THE FLYING BOATMAN
Charles J. Winter
Stick to your trade is the motter for me,
And a wonderful good motter too,
The cobbler should stick to 'is wax so I say,
And the joiner should stick to 'is glue.
I've follered the sea for forty odd year,
But I once by mistake broke away,
And I follered the air just by way of a change,
For the whole of one perishing day.
It 'appened like this some aeronaut chap
To the village 'ad brought a balloon,
And 'e anchors it down in a field, for next day
He was giving a show about noon.
Well I leant on some rails looking seaward,
And dreamed of the bar at the Magpie and Stump,
When my pipe was sent flying right out of my mouth,
And I gets an almighty great thump.
The wind 'ad sprung up, the balloon 'ad broke loose,
I was lifted right clean off my feet,
For in passing, the anchor 'ad dragged on the ground
And then stuck in my trousers' seat1.
I often 'ave 'eard of a rise in the world,
But this rise would be 'ard to match,
And I blessed my old woman who'd done such good work
When she sewed on my trousers that patch.

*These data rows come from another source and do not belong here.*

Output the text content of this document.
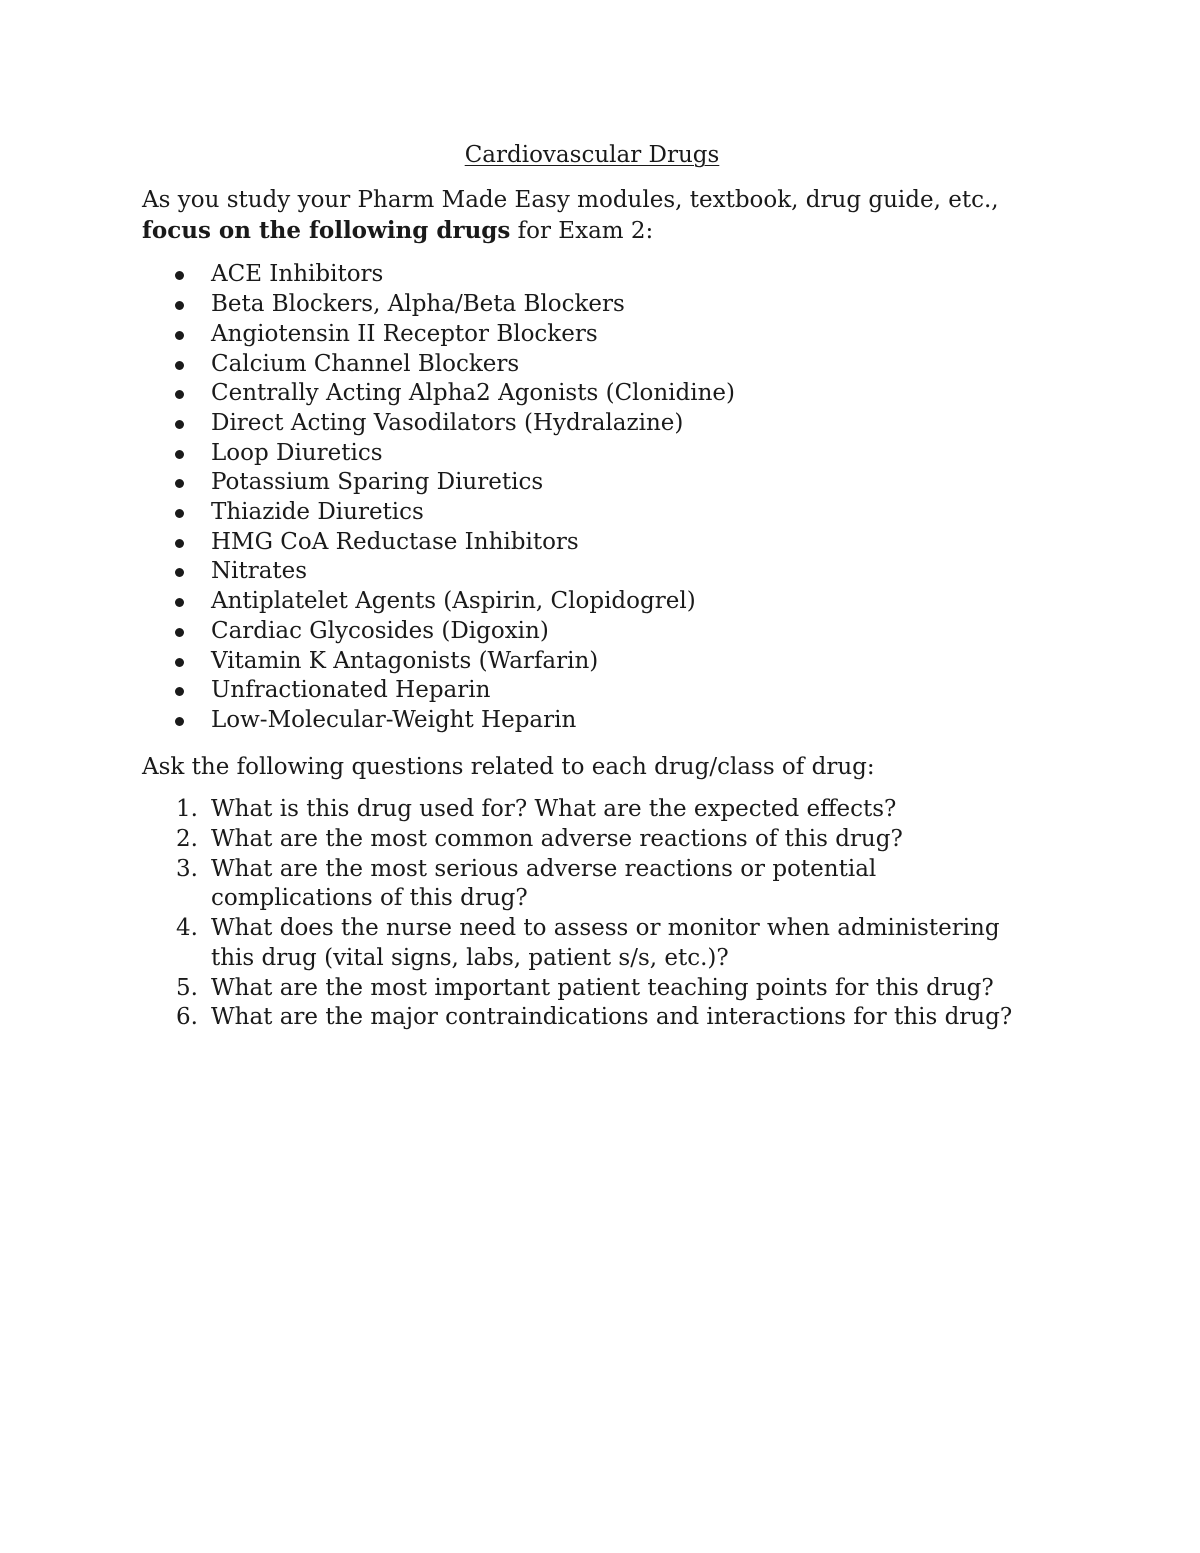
Cardiovascular Drugs
As you study your Pharm Made Easy modules, textbook, drug guide, etc.,
focus on the following drugs for Exam 2:
ACE Inhibitors
Beta Blockers, Alpha/Beta Blockers
Angiotensin II Receptor Blockers
Calcium Channel Blockers
Centrally Acting Alpha2 Agonists (Clonidine)
Direct Acting Vasodilators (Hydralazine)
Loop Diuretics
Potassium Sparing Diuretics
Thiazide Diuretics
HMG CoA Reductase Inhibitors
Nitrates
Antiplatelet Agents (Aspirin, Clopidogrel)
Cardiac Glycosides (Digoxin)
Vitamin K Antagonists (Warfarin)
Unfractionated Heparin
Low-Molecular-Weight Heparin
Ask the following questions related to each drug/class of drug:
1. What is this drug used for? What are the expected effects?
2. What are the most common adverse reactions of this drug?
3. What are the most serious adverse reactions or potential
complications of this drug?
4. What does the nurse need to assess or monitor when administering
this drug (vital signs, labs, patient s/s, etc.)?
5. What are the most important patient teaching points for this drug?
6. What are the major contraindications and interactions for this drug?
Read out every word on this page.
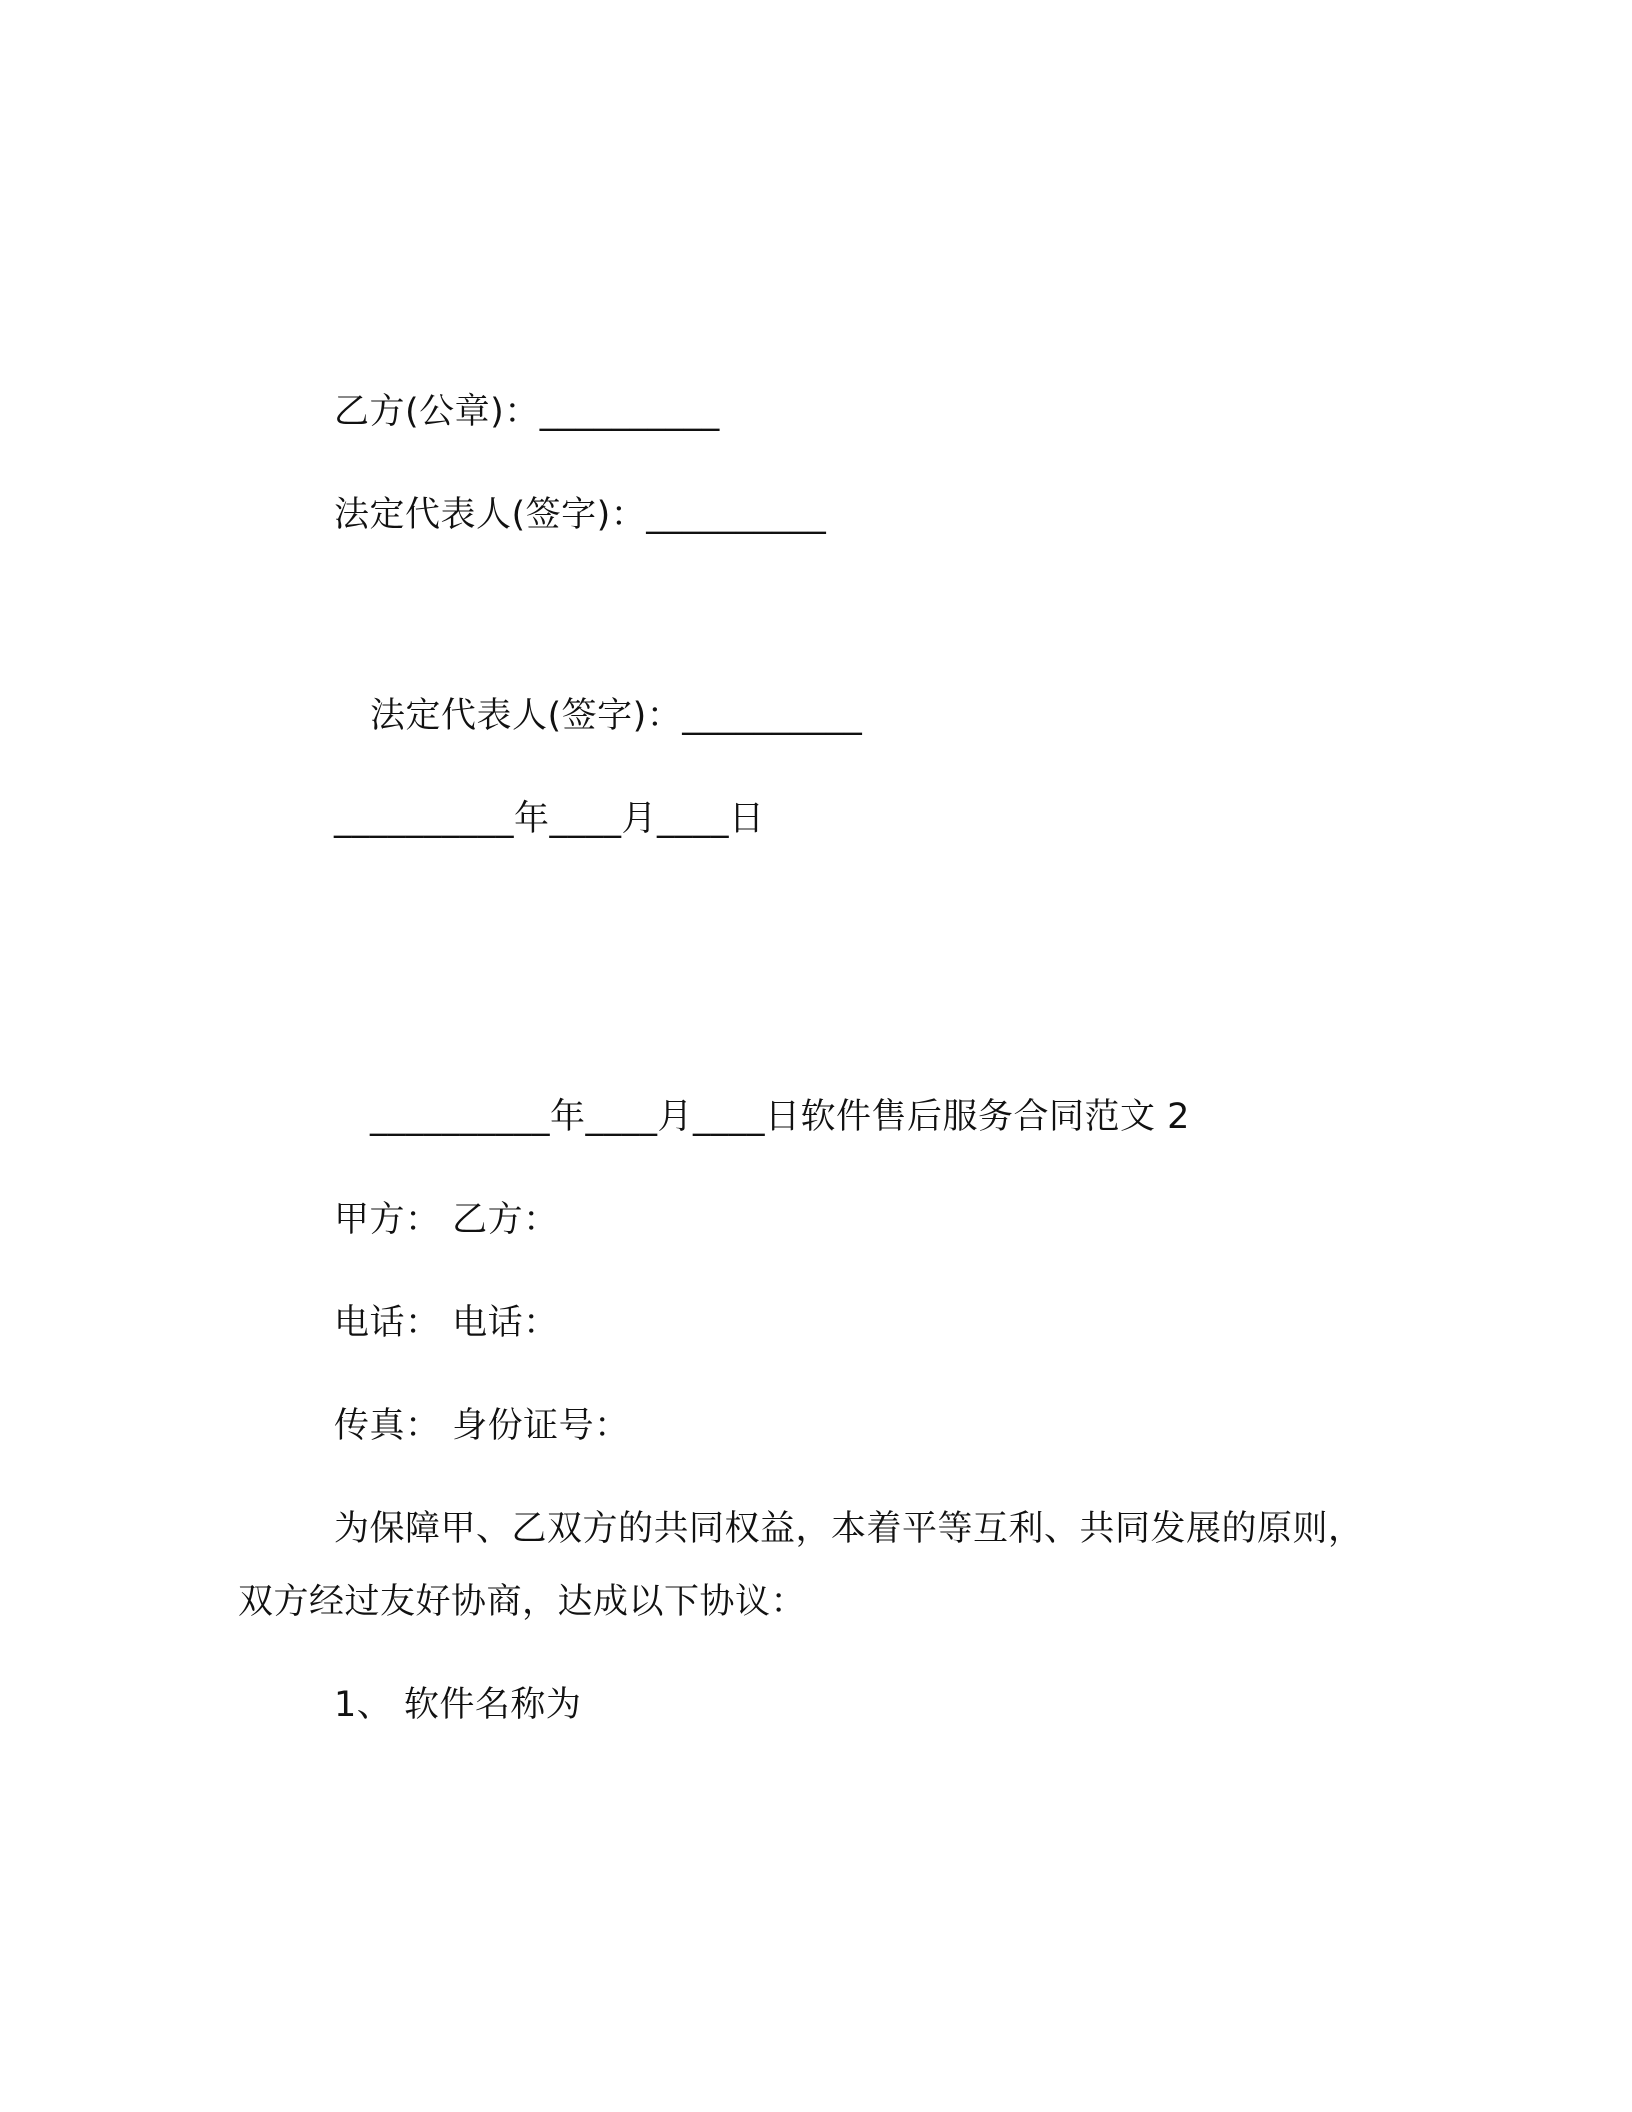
乙方(公章)：__________
法定代表人(签字)：__________
法定代表人(签字)：__________
__________年____月____日
__________年____月____日软件售后服务合同范文 2
甲方： 乙方：
电话： 电话：
传真： 身份证号：
为保障甲、乙双方的共同权益，本着平等互利、共同发展的原则，
双方经过友好协商，达成以下协议：
1、 软件名称为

Up went the balloon, and I dangled beneath
Like a worm on a fisherman's line.
Down below were my boats all let out by the hour
Not a penny of which would be mine.
I 'ollered and screamed till my voice got quite hoarse
And my throat got uncommonly dry,
But all I could 'ear was some kids who cried out
'Look, old Ben's going up to the sky!'
I travelled all day with the 'ot sun above
And the blue rolling waters beneath,
When I 'ears a loud hiss, the balloon sprung a leak
And the gas rushes out of the sheath.
Then I 'ad an idea, I'd been often blown out
By the drinking of bottles of Bass.
So I climbed up and placed my mouth over the hole
And sucked in the Hydrogen gas!
I started to swell and my buttons flew off
With the sound of a crackling spark,
And as the balloon 'ad quite shrunk, why I
Chopped it away with a cutting remark.
Relieved of its weight I bobbed up so 'igh
I thought I'd bash into the stars.
Then I gently and gracefully fluttered to earth
Like the man in the 'Message from Mars.'
Down below was the land I'd crossed over the sea
So I knew I should come down in France,
But the Frenchies it seems didn't quite like the look
Of me doing my aerial dance.
They started off firing their pistols and guns
Till the shots flew about me like rain,
So I kicked off me boots, rose, and caught some fresh wind
And then sailed back to England again.
But when I touched ground why I bobbed up again
Till I'd covered a furlong or two,
And so I proceeded with bounds and with 'ops
Like a terrible great kangaroo.
In the village the news of my going 'ad spread
And the people were running about,
They'd rung all the bells, they 'ad let the dogs loose
And old Jack the Towncrier was out
Announcing they'd give a reward of ten bob
Which the mayor 'ad made up to eleven
To the one who would bring them back old Boatman Ben
Who 'ad taken a trip up to heaven.
But up to the evening they'd not heard a word.
They were all of them getting the pip,
When they see me come bounding and bouncing along
Like springheeled Jack out on the rip.
They threw me a line which I caught in the air
And 'eld firmly grasped in my 'and.
Then they 'auled me to earth to the toon of the
'Conquerin' Hero' played by the Town Band.
They thought I'd float off so they sat on my 'ead
Till I couldn't see out of my eyes,
But the gas I got rid of cussing and swearing
Redooced me about half the size.
I ain't got well yet, but I'm getting along
With the 'elp of some Guinness and Bass.
But still you can tell by the way that I talk
I have still got a good deal of gas!